All good "overdue cry" flicks. I also like the "oldies" movies--B&W weepers. I had my sister and my daughter HOWLING with laughter this summer. I watched CAMILLE on AMC while staying with my sister for two weeks. I was sobbing at the end of the movie, talking to the TV. "Don't do it, Camille. You know he loves you! . . . DON'T . . . NO!!!!!!!!!!!" And my daughter and sister were laughing (because like all classic weepers the manipulation and overacting were ongoing!) at me. Then my daughter sits straight up and looks at me with this realization and says, "You're ridiculous. Haven't you SEEN this movie before?" To which I gave the classic old movie buff answer, "A DOZEN TIMES! It's Greta Garbo! Robert Taylor!
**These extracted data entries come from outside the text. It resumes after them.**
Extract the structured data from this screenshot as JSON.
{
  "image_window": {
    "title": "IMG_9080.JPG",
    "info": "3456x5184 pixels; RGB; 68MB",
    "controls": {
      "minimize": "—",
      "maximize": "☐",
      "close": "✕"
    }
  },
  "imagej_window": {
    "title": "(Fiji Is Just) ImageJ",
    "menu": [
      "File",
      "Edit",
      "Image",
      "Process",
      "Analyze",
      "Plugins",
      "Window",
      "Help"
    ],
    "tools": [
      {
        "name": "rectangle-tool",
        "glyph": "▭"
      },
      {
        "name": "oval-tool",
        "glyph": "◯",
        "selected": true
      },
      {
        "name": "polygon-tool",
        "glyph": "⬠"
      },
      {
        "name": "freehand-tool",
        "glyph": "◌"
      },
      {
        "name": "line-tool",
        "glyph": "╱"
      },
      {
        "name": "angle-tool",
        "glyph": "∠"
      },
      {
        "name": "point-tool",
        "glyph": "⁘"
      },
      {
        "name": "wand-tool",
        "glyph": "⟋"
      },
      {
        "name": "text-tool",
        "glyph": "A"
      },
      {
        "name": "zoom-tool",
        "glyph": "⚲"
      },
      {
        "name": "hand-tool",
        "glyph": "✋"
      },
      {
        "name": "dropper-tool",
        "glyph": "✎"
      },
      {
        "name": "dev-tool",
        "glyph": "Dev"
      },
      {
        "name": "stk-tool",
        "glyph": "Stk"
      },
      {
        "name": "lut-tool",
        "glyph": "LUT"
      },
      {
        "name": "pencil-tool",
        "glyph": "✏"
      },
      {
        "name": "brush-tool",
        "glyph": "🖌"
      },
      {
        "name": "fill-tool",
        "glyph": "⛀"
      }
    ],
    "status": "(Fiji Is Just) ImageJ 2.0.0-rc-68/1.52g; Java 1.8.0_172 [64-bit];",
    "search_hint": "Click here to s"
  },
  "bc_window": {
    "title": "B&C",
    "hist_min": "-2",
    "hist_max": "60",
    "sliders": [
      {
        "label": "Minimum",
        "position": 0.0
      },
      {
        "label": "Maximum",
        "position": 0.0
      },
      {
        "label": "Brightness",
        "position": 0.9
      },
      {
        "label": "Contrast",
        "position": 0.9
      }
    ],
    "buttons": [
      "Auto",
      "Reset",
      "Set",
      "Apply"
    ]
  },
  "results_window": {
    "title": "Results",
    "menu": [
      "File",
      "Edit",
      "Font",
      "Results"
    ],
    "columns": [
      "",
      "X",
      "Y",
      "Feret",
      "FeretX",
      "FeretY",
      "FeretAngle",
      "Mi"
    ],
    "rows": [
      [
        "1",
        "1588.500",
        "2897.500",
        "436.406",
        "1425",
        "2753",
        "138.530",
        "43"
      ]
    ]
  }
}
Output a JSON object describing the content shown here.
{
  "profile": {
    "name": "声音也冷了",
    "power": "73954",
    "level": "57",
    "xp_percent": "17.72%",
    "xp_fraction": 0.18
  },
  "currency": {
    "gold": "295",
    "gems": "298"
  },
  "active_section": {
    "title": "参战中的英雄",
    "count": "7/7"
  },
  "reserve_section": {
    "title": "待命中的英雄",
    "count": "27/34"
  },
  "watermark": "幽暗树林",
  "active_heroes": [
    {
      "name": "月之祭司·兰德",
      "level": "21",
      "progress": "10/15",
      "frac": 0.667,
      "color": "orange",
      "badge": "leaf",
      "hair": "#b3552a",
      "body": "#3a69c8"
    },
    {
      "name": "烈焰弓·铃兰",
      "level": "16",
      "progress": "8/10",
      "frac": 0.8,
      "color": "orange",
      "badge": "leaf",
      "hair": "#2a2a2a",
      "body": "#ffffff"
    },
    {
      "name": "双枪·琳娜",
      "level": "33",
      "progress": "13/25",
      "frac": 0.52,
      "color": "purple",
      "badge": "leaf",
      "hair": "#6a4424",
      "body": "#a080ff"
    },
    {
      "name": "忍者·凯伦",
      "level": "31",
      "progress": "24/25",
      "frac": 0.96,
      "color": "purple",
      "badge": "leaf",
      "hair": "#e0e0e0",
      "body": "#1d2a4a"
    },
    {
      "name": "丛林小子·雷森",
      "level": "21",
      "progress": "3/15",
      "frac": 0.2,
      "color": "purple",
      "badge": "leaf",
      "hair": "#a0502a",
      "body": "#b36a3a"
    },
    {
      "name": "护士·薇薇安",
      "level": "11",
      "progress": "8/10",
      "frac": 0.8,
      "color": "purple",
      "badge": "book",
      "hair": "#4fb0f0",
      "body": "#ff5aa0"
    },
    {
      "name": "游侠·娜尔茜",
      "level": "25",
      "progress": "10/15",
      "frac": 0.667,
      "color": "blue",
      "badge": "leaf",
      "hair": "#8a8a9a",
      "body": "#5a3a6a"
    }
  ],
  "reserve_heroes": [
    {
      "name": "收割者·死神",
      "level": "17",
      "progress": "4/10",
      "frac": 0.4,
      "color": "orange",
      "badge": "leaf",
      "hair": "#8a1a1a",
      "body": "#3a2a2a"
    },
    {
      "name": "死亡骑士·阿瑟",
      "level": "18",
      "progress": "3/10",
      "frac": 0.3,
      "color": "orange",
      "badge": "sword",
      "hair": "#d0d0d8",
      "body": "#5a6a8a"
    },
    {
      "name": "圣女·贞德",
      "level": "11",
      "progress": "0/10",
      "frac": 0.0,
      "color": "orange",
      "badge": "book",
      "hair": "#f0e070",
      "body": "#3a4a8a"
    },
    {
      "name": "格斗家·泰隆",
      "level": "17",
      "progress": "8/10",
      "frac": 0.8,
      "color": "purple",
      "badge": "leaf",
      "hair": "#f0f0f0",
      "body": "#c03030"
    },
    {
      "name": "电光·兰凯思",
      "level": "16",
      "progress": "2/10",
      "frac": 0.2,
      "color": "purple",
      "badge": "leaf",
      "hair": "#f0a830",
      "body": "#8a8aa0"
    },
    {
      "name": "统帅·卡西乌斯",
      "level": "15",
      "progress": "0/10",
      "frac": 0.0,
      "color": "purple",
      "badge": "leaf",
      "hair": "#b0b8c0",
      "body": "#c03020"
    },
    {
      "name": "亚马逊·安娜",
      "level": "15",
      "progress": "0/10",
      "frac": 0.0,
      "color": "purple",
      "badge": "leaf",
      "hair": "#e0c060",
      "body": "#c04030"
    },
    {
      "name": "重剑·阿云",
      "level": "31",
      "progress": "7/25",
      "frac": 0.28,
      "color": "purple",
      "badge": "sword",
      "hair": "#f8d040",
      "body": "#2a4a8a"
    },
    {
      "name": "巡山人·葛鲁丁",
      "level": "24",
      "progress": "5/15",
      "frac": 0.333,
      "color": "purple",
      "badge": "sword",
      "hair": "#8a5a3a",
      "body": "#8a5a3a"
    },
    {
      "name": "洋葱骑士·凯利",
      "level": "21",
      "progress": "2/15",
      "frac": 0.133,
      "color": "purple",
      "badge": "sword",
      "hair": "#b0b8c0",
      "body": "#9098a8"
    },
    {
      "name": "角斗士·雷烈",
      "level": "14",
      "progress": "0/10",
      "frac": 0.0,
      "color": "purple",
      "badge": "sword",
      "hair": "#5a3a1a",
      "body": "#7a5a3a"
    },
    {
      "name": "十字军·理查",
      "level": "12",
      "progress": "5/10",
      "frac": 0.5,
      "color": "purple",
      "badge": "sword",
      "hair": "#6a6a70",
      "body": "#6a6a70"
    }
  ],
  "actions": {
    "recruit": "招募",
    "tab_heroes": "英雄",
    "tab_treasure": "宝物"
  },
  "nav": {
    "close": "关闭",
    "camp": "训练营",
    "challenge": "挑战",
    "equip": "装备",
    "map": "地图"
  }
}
My God, I OWN THE DAMN THING ON VHS I've seen it so much!"
To which I think any of the men who regularly read this blog are now shaking their heads going, "You know, I KNEW that Orloff chick was weird."
E
Movies that I do not watch because it just tears me up too much:
Dead Poets Society
Beaches
Steel Magnolias
What's Eating Gilbert Grape
A Walk To Remember
... and that damned X-Mas movie with Jimmy Stewart...
Of course, my wife loves it that I cry at a movie. Just makes her love me more. But it messes me up emotionally for a good week or two when it happens.
I've lost too many people that I love(d) in my life to want to 'have a good cry'. I'll stick with happy. Never seems to be enough of that going around :)
Ewoh:
OMG, I never even got INTO Christmas movies. Sigh . . . yes, I well up at that one EVERY year.
As for A Walk to Remember. You know, because it had a heavy Christian theme, I avoided it. I just didn't think it would be my cup of tea. And then one night on cable, my youngest daughter watched it. I bawled my eyes out and then when it was over cried some more. It was that girls' faith that was so lovely.
Anyway, I hear you . . . I presonally like happy movies better.
Oh . . . another one--wrecked me for two weeks after--Schindler's List.
E
I guess I'm holding it in for something really big. Movies don't make me cry. Books and songs don't either. Guess I'm just from that stoic generation.
coming in late here, but the one movie that I actually prepare for by setting the kleenex on the coffee table is City Of Angels. I love that movie, but it makes me bawl! I've seen her bite the big one at the end dozens of times now, and it STILL makes me cry.
Sigh...
M
Steve:
I definitely can go, in my personal life, a long, long time without crying. It's just the arts--music and movies and paintings and books--can very much move me.
E
Michele:
I loved that movie as a concept piece, definitely. The angels being all around us.
And I love anything Andre Braugher does.